Scherman portrayed the strength, resilience, joy, and beauty the human race is capable of, and isn’t that something we need to be reminded of now? How sometimes seriously flawed human beings — think of JFK and the contrast between Camelot and Vietnam, for example — could still manage to make the world a better place.
Scherman became the first Peace Corps photographer in 1961. A debonair young man with a pipe is what he looked like. “That’s what I hoped I looked like,” he says. “Determined” is how he describes himself.
“Like jillions of other people,” says Scherman, “I was bowled over by Kennedy’s speech about asking what you could do for your country.” Legend has it, and he says it’s true, that he found the name of the Peace Corps public relations person, took a bus to D.C., barged in on the nascent organization, something that you couldn’t even think of doing today, and said, “Here I am.

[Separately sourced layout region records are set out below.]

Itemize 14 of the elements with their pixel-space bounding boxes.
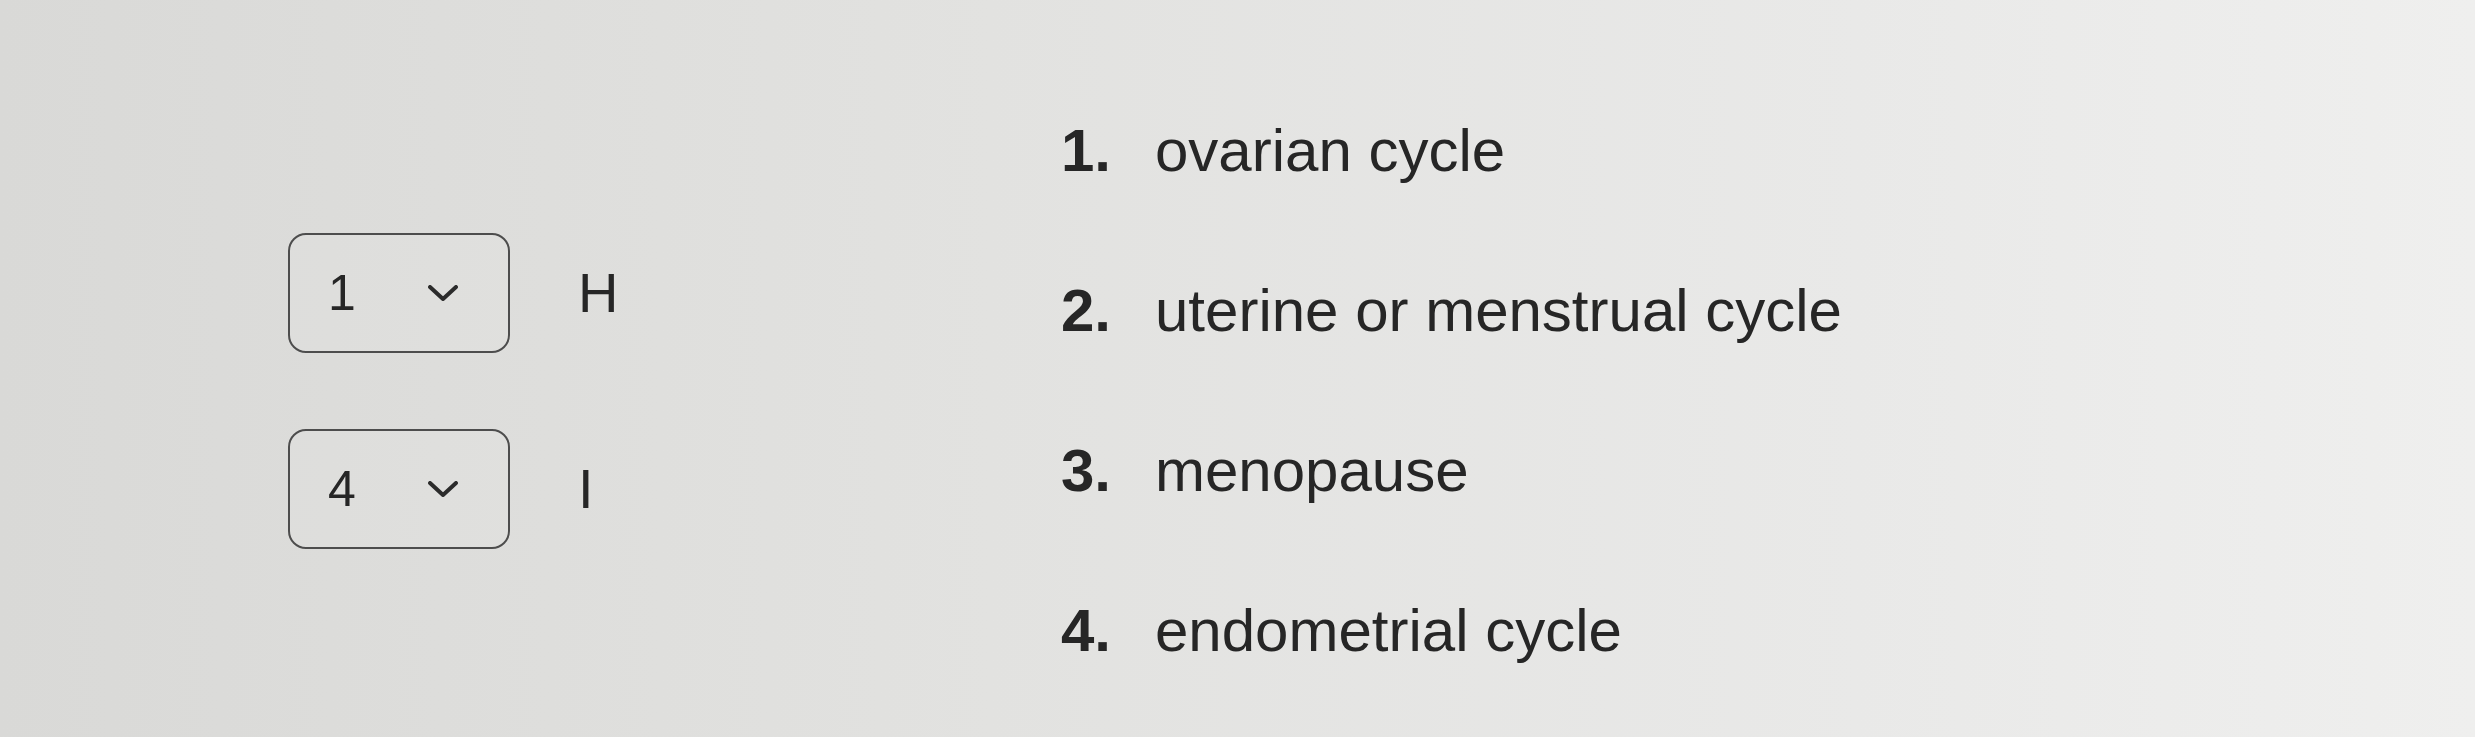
item-label: H bbox=[578, 265, 619, 321]
item-label: I bbox=[578, 461, 594, 517]
list-number: 2. bbox=[1061, 276, 1113, 346]
chevron-down-icon bbox=[428, 285, 458, 301]
answer-dropdown[interactable]: 4 bbox=[288, 429, 510, 549]
option-text: uterine or menstrual cycle bbox=[1155, 276, 1842, 346]
chevron-down-icon bbox=[428, 481, 458, 497]
list-number: 3. bbox=[1061, 436, 1113, 506]
list-number: 1. bbox=[1061, 116, 1113, 186]
option-text: menopause bbox=[1155, 436, 1469, 506]
answer-dropdown[interactable]: 1 bbox=[288, 233, 510, 353]
option-text: ovarian cycle bbox=[1155, 116, 1506, 186]
list-number: 4. bbox=[1061, 596, 1113, 666]
option-text: endometrial cycle bbox=[1155, 596, 1622, 666]
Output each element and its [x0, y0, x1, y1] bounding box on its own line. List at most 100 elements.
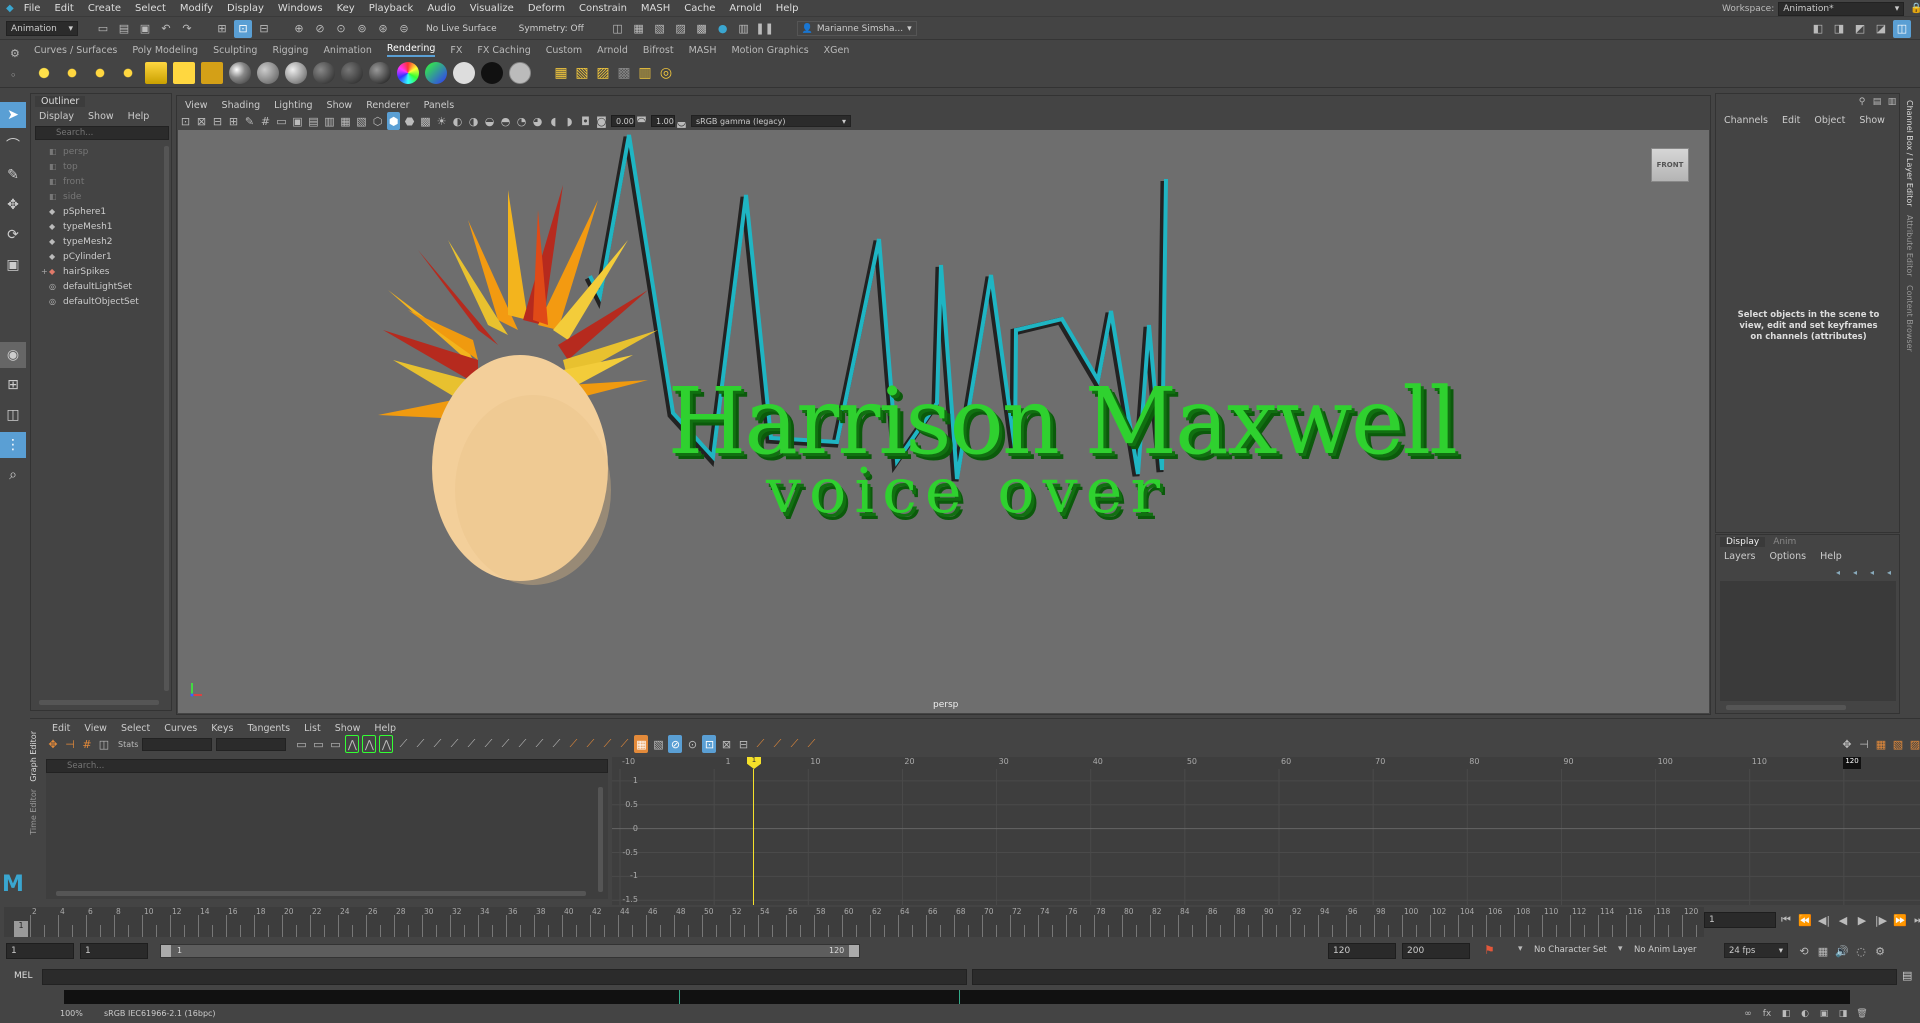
use-lights-icon[interactable]: ☀: [435, 112, 448, 130]
curve-tool-3-icon[interactable]: ⟋: [770, 735, 784, 753]
expand-icon[interactable]: +: [41, 267, 48, 276]
pre-infinity-icon[interactable]: ⟋: [566, 735, 580, 753]
layer-tab-display[interactable]: Display: [1720, 536, 1766, 547]
new-layer-selected-icon[interactable]: ◂: [1882, 563, 1896, 581]
black-sphere-icon[interactable]: [481, 62, 503, 84]
outliner-item[interactable]: ◆ typeMesh1: [49, 219, 159, 234]
stats-field-2[interactable]: [216, 737, 287, 751]
link-icon[interactable]: ∞: [1740, 1005, 1756, 1023]
lasso-tool-icon[interactable]: ⌒: [0, 132, 26, 158]
time-snap-icon[interactable]: ⊙: [685, 735, 699, 753]
outliner-item[interactable]: ◎ defaultLightSet: [49, 279, 159, 294]
graph-move-icon[interactable]: ✥: [1840, 735, 1854, 753]
character-set-chevron-icon[interactable]: ▾: [1518, 944, 1523, 954]
graph-menu-list[interactable]: List: [304, 723, 321, 734]
curve-tool-2-icon[interactable]: ⟋: [753, 735, 767, 753]
outliner-scrollbar[interactable]: [164, 146, 169, 691]
menu-item-windows[interactable]: Windows: [278, 3, 323, 14]
shadows-icon[interactable]: ◐: [451, 112, 464, 130]
scale-tool-icon[interactable]: ▣: [0, 252, 26, 278]
camera-icon[interactable]: [201, 62, 223, 84]
select-tool-icon[interactable]: ➤: [0, 102, 26, 128]
graph-outliner-vscroll[interactable]: [598, 787, 603, 892]
isolate-select-icon[interactable]: ◕: [531, 112, 544, 130]
shelf-tab-mash[interactable]: MASH: [689, 45, 717, 56]
smooth-shade-icon[interactable]: ⬢: [387, 112, 400, 130]
cache-playback-icon[interactable]: ▦: [1815, 942, 1831, 960]
shader-aniso-icon[interactable]: [313, 62, 335, 84]
graph-menu-help[interactable]: Help: [374, 723, 396, 734]
new-scene-icon[interactable]: ▭: [94, 20, 112, 38]
time-slider[interactable]: 2 4 6 8 10 12 14 16 18 20 22 24 26 28 30 32 34 36 38 40 42 44…: [4, 907, 1704, 937]
swap-buffer-icon[interactable]: ⟋: [549, 735, 563, 753]
render-icon[interactable]: ▦: [552, 64, 570, 82]
hypershade-icon[interactable]: ●: [714, 20, 732, 38]
snap-curve-icon[interactable]: ⊘: [311, 20, 329, 38]
move-key-icon[interactable]: ✥: [46, 735, 60, 753]
menu-item-cache[interactable]: Cache: [684, 3, 715, 14]
layer-down-icon[interactable]: ◂: [1848, 563, 1862, 581]
fps-dropdown[interactable]: 24 fps ▾: [1724, 943, 1788, 958]
menu-item-deform[interactable]: Deform: [528, 3, 565, 14]
graph-search-input[interactable]: [67, 761, 367, 771]
tool-settings-icon[interactable]: ◪: [1872, 20, 1890, 38]
render-settings-icon[interactable]: ▩: [693, 20, 711, 38]
field-chart-icon[interactable]: ▥: [323, 112, 336, 130]
workspace-dropdown[interactable]: Animation* ▾: [1778, 1, 1905, 16]
stacked-icon[interactable]: ⊘: [668, 735, 683, 753]
two-view-icon[interactable]: ◫: [0, 402, 26, 428]
side-tab-time-editor[interactable]: Time Editor: [29, 789, 41, 835]
outliner-search-input[interactable]: [56, 128, 156, 138]
flat-tangent-icon[interactable]: ⟋: [413, 735, 427, 753]
auto-key-icon[interactable]: ◌: [1853, 942, 1869, 960]
graph-frame-icon[interactable]: ⊣: [1857, 735, 1871, 753]
shader-lambert-icon[interactable]: [257, 62, 279, 84]
outliner-layout-icon[interactable]: ⋮: [0, 432, 26, 458]
graph-menu-edit[interactable]: Edit: [52, 723, 70, 734]
menu-item-modify[interactable]: Modify: [180, 3, 213, 14]
viewport-menu-renderer[interactable]: Renderer: [366, 100, 409, 111]
safe-action-icon[interactable]: ▦: [339, 112, 352, 130]
snap-grid-icon[interactable]: ⊕: [290, 20, 308, 38]
volume-light-icon[interactable]: [173, 62, 195, 84]
shelf-menu-icon[interactable]: ◦: [10, 69, 17, 82]
viewcube[interactable]: FRONT: [1651, 148, 1689, 182]
free-weight-icon[interactable]: ⟋: [498, 735, 512, 753]
side-tab-content-browser[interactable]: Content Browser: [1905, 285, 1914, 352]
safe-title-icon[interactable]: ▧: [355, 112, 368, 130]
step-forward-frame-icon[interactable]: |▶: [1873, 911, 1889, 929]
shelf-tab-bifrost[interactable]: Bifrost: [643, 45, 674, 56]
color-picker-icon[interactable]: ◧: [1778, 1005, 1794, 1023]
shelf-tab-motion-graphics[interactable]: Motion Graphics: [731, 45, 808, 56]
script-editor-icon[interactable]: ▤: [1902, 969, 1912, 982]
search-icon[interactable]: ⌕: [0, 462, 26, 488]
menu-item-constrain[interactable]: Constrain: [579, 3, 627, 14]
wireframe-on-shaded-icon[interactable]: ⬣: [403, 112, 416, 130]
unify-tangent-icon[interactable]: ⟋: [481, 735, 495, 753]
directional-light-icon[interactable]: [61, 62, 83, 84]
menuset-dropdown[interactable]: Animation ▾: [6, 21, 78, 36]
shader-ramp-icon[interactable]: [369, 62, 391, 84]
channel-box-icon-2[interactable]: ▤: [1871, 93, 1883, 111]
outliner-search[interactable]: [35, 126, 169, 140]
exposure-icon[interactable]: ◙: [595, 112, 608, 130]
new-layer-icon[interactable]: ◂: [1865, 563, 1879, 581]
graph-trax-icon[interactable]: ▧: [1891, 735, 1905, 753]
playback-end-field[interactable]: 120: [1328, 943, 1396, 959]
layer-tab-anim[interactable]: Anim: [1773, 537, 1796, 547]
go-to-start-icon[interactable]: ⏮: [1778, 911, 1794, 929]
break-tangent-icon[interactable]: ⟋: [464, 735, 478, 753]
curve-tool-1-icon[interactable]: ⊟: [736, 735, 750, 753]
shader-rainbow-icon[interactable]: [397, 62, 419, 84]
graph-menu-keys[interactable]: Keys: [211, 723, 233, 734]
outliner-menu-show[interactable]: Show: [88, 111, 114, 122]
workspace-lock-icon[interactable]: 🔒: [1910, 3, 1920, 14]
channel-box-icon-1[interactable]: ⚲: [1856, 93, 1868, 111]
resolution-gate-icon[interactable]: ▣: [291, 112, 304, 130]
channel-box-icon-3[interactable]: ▥: [1886, 93, 1898, 111]
viewport-menu-view[interactable]: View: [185, 100, 208, 111]
sound-icon[interactable]: 🔊: [1834, 942, 1850, 960]
playback-start-field[interactable]: 1: [80, 943, 148, 959]
region-icon[interactable]: ◫: [97, 735, 111, 753]
render-setup-icon[interactable]: ▨: [594, 64, 612, 82]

I’m Rowland Scherman. I’m a photographer.”
“I wasn’t a photographer,” he says now. “I was taking pictures of out-of-work actors in the Village. I didn’t know much, but I knew I wanted to do something.”
“We don’t need a photographer, kid,” was the Peace Corps official’s response. Actually, they did need a photographer — they just didn’t know it. And because Scherman stuck around, he ultimately was given an assignment that led to access to some of the most historic political and cultural events of the time.
That job was the start of a career that saw his pictures of some of the most celebrated people of the era published in Life and other magazines. “I know I’m a good portraitist,” he says of the secret to his successful career. Portraits are pretty much all he does. Try finding a landscape by Rowland Scherman. “They’re around,” he says. “Maybe in the basement.”
His pictures always reveal an engagement with the subject, even during sublimely intimate moments when the subjects are seemingly unaware of Scherman, like the shot of Arthur Ashe doing his laundry, or Mississippi John Hurt sitting on a bed, playing to a little boy.
Scherman, who turned 85 on April 30, is a wonderful storyteller, still very much engaged in the world. He’s keen on the iPhone, what its camera is capable of producing, and how it’s given everyone the ability to be a photographer. It’s easy to see that his images are as much a result of his personality and curiosity as his technical ability.
Passion and duty to country motivated Scherman to get on that bus to the Peace Corps office, but still, he was young and needed money. Was making photographs a political act for Scherman?
“Most of the time, I’d like to say it was; most of the time it was a job, it was paying the rent,” he says. “It was maybe growing into an iconic lensman like some of the people I was dealing with when I was a darkroom flunkie at Life magazine: the great Gordon Parks, and of course [Alfred] Eisenstadt. These Life guys weren’t even my favorites.”
Scherman says his list of favorite photographers changes, but always includes Jacques Henri Lartigue.
“He started photographing when he was six, and was still photographing when he was 90, and he lived through the whole century,” says Scherman. “He did a book called Diary of a Century, and he was there for everything. And it turns out I was sort of like that. What’s happened is the pictures I did 50 years ago have gathered a lot of gravitas. So, now all these pictures that were for me just doing a job have turned into an icon of an era, which I think is kind of neat.”